Don't believe what's been said.
It was Orpheus who died first.
His song faded as the daffodils

tolled like bells in the wind
announcing the arrival of spring.
While the days grew longer,

I cut my hair in mourning. It fell
in clusters around the room, stirred
into flight by the slightest breeze

or footstep to sow my loneliness
throughout the house. His lyre lay silent
on the white bedspread, pillows

that still held the silhouettes
our profiles burned into the cloth
from our last night together.

But somewhere in those strings
his vibrations lingered; life beyond life
awaited the touch of my awakening.

He took me so easily into the world
of troubadours filled with gardens, balconies
and oaths of love sworn forever.

A tide of notes lifted him off the ground,
up to the window and into my arms
that opened like a night blooming flower

to the waters of the moon. Now my fingers
hesitate to touch the strings of his lyre.
They are a gateway to the twilight world

that borders life and death. Should we meet
again I'm uncertain I'd recognize him
in anything but the movement of his melodies.


2.

Death has bleached his eyes with a truth
I cannot undo no matter how many tears
are shed as I replay his songs in my mind.

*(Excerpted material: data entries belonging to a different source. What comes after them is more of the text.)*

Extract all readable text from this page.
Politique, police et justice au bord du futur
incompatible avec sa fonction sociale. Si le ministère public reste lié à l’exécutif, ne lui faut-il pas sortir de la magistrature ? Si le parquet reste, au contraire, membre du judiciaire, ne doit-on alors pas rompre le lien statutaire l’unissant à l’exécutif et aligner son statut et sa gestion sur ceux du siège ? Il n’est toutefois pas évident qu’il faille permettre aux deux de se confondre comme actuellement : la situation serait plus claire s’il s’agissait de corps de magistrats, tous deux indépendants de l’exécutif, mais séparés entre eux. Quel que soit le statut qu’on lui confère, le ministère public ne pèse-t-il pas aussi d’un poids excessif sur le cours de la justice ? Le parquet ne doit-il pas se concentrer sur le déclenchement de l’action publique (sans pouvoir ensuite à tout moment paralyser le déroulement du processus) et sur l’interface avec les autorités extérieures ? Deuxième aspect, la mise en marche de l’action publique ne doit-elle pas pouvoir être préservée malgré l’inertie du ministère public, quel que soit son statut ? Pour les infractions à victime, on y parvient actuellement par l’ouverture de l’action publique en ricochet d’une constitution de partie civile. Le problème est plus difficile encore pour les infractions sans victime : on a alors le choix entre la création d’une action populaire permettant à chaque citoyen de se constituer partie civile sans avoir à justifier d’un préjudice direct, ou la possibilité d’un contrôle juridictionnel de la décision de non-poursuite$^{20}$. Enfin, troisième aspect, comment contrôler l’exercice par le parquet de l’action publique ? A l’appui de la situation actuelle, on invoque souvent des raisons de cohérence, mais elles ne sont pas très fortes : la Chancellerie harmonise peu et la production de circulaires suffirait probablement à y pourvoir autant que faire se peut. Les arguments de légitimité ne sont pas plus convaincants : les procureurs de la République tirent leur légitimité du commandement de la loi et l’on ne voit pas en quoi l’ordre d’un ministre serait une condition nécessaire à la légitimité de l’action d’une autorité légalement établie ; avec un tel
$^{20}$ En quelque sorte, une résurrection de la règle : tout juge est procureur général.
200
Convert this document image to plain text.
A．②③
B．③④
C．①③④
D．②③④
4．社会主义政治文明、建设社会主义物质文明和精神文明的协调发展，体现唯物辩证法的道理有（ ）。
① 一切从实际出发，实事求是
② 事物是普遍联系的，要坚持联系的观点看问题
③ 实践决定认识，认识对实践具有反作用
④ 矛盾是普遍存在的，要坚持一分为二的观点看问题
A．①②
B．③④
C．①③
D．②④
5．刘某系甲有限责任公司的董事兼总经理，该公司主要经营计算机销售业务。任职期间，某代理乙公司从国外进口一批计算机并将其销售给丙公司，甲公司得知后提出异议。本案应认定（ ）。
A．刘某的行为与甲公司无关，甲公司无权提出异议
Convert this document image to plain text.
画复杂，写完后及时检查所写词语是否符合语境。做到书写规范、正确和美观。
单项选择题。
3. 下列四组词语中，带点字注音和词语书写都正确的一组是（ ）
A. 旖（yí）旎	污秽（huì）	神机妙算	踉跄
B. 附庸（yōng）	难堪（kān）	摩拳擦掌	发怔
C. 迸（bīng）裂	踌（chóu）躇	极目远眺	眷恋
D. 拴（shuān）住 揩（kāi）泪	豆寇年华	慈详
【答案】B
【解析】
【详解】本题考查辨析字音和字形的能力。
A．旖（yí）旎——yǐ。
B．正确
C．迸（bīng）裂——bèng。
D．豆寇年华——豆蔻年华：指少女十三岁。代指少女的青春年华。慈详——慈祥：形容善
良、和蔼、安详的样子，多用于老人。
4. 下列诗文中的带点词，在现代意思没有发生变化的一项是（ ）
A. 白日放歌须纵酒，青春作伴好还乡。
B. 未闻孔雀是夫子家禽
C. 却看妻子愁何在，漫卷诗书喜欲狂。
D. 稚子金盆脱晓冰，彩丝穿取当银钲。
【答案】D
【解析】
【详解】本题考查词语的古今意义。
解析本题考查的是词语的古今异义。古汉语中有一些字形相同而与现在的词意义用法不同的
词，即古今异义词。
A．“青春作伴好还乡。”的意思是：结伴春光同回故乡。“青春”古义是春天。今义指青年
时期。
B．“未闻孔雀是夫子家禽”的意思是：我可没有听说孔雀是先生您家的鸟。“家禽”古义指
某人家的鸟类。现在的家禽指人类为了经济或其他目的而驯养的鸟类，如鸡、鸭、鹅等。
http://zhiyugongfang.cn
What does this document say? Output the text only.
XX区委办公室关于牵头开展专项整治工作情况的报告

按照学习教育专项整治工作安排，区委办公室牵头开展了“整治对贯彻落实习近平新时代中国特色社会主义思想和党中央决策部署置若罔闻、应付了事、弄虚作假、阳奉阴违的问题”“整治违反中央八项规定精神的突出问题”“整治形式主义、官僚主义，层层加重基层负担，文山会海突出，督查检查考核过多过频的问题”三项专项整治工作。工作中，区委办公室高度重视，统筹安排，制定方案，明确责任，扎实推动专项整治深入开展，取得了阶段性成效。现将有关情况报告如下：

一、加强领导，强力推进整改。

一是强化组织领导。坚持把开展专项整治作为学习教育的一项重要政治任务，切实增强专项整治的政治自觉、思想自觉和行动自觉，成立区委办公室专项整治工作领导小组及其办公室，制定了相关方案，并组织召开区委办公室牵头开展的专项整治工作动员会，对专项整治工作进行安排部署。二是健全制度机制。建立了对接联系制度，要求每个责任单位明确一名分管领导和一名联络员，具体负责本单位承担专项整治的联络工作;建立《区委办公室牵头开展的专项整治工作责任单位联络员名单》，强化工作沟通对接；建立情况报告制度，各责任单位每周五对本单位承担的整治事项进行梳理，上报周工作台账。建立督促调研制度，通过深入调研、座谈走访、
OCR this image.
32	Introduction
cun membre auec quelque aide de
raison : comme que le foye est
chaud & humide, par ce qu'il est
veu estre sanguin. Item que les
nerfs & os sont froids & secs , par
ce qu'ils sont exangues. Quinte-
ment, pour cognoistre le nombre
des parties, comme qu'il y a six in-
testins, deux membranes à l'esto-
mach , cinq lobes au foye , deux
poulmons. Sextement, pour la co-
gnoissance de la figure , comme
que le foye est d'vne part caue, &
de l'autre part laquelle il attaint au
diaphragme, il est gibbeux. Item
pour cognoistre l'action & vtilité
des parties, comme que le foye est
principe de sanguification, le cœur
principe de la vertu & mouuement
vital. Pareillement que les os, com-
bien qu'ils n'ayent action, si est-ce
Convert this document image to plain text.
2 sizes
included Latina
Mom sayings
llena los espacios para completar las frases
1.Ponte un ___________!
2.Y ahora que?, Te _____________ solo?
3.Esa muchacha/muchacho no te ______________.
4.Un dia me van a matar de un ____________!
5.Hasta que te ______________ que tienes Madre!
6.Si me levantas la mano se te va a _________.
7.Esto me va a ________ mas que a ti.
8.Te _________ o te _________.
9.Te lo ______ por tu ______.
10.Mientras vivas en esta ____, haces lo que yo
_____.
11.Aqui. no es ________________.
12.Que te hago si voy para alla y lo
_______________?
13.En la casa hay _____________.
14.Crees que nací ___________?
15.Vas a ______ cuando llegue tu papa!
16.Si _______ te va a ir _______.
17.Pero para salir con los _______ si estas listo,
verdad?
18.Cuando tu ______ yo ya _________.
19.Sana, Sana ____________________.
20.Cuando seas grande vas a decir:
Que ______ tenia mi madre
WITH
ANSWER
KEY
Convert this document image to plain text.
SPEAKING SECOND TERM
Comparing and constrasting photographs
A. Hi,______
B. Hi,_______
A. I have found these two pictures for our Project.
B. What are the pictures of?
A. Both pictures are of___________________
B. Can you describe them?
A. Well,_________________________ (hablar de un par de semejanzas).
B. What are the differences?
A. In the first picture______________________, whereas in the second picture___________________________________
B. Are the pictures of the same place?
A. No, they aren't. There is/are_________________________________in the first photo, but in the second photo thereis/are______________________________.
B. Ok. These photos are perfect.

Prayers fold my body into ghost-hands
that reach out in blindness to touch
the steel of the strings. I absorb their vibrations

into my tendons, bones, and marrow
until my whole being resonates with
longing for his presence. My life has become a song

that calls him back from the caves
of the underworld to sing to me
how far he traveled for my love,

what he sacrificed to worship again
at my feet. Even as the cold hand
of Persephone pulls him deeper, the hope grows

he will break free, follow my voice
through the glacial blueness of strings
that open like a birth canal to receive him.